Three district points A, B and C with p.v.s. and $\overrightarrow{a},\overrightarrow{b}$ and $\overrightarrow{c}$ respectively are collinear if there exist non-zero scalars x, y, z such that

• A. $x\overrightarrow{a}+y\overrightarrow{b}+z\overrightarrow{c}=0$ and $x+y+z=0$
• B. $x\overrightarrow{a}+y\overrightarrow{b}+z\overrightarrow{c}$ and $x+y+z\ne 0$
• C. $x\overrightarrow{a}+y\overrightarrow{b}+z\overrightarrow{c}\ne 0$ and $x+y+z=0$
• D. $x\overrightarrow{a}+y\overrightarrow{b}+z\overrightarrow{c}=3$ and $x+y+z\ne 0$

Answer 1

The correct option is A $x\overrightarrow{a}+y\overrightarrow{b}+z\overrightarrow{c}=0$ and $x+y+z=0$

If three points are collinear, we can see that as one point dividing the line joining the other two points either internally or externally in some ratio.

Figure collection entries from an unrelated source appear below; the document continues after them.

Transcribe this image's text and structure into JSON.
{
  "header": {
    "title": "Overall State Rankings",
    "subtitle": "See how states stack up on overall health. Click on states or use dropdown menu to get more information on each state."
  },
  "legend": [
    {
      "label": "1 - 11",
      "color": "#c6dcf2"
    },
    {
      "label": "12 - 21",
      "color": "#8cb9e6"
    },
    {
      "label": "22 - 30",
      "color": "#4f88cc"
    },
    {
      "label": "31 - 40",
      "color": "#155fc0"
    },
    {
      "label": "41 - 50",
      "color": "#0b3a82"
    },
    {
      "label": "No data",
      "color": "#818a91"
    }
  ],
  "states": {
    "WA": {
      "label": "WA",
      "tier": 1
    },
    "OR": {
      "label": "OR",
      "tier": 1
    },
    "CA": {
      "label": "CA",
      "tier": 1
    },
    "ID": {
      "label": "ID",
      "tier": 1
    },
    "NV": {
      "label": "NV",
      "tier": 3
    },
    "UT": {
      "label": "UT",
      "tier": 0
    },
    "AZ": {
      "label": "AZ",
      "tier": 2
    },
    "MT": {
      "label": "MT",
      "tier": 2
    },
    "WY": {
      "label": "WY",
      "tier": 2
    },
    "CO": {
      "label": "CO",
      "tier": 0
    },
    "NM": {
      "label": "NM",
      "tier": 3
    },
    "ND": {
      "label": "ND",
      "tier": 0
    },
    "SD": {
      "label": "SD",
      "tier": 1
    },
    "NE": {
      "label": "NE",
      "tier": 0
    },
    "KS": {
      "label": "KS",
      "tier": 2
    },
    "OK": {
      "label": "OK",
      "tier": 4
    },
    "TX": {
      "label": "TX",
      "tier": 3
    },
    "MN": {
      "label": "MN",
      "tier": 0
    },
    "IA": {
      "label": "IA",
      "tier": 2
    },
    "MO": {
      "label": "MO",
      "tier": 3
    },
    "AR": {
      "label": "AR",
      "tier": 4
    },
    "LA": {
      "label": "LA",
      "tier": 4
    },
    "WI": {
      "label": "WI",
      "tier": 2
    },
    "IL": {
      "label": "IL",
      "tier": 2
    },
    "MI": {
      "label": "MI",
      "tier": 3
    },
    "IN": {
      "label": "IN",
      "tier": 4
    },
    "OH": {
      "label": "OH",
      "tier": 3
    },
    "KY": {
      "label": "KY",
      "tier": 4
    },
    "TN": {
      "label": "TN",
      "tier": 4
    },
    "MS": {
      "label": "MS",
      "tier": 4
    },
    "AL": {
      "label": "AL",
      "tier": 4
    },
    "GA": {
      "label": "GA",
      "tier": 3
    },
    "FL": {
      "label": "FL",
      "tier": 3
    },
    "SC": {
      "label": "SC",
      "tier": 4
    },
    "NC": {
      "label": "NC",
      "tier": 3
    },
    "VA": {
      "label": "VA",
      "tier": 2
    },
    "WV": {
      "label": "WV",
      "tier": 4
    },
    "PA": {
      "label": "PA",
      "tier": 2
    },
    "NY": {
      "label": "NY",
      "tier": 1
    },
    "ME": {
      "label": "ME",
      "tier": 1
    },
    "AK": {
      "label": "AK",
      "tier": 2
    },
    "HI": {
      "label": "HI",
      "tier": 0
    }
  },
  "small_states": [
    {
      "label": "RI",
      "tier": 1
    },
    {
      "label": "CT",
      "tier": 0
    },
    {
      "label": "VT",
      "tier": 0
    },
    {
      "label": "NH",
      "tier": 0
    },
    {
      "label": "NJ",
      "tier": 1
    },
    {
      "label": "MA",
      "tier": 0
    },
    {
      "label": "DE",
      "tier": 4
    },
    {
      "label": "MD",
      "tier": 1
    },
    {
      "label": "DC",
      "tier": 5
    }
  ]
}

So, $x\overrightarrow{a}+y\overrightarrow{b}=(x+y)\overrightarrow{c}$ when $\overrightarrow{c}$ divides the line joining $\overline{a}$ and $\overline{b}$ in the ratio $y:x$

This can also be written as $x\overrightarrow{a}+y\overrightarrow{b}-(x+y)\overrightarrow{c}=0$

If $z=-(x+y)$, we get $x+y+z=0$ and $x\overrightarrow{a}+y\overrightarrow{b}+z\overrightarrow{c}=0$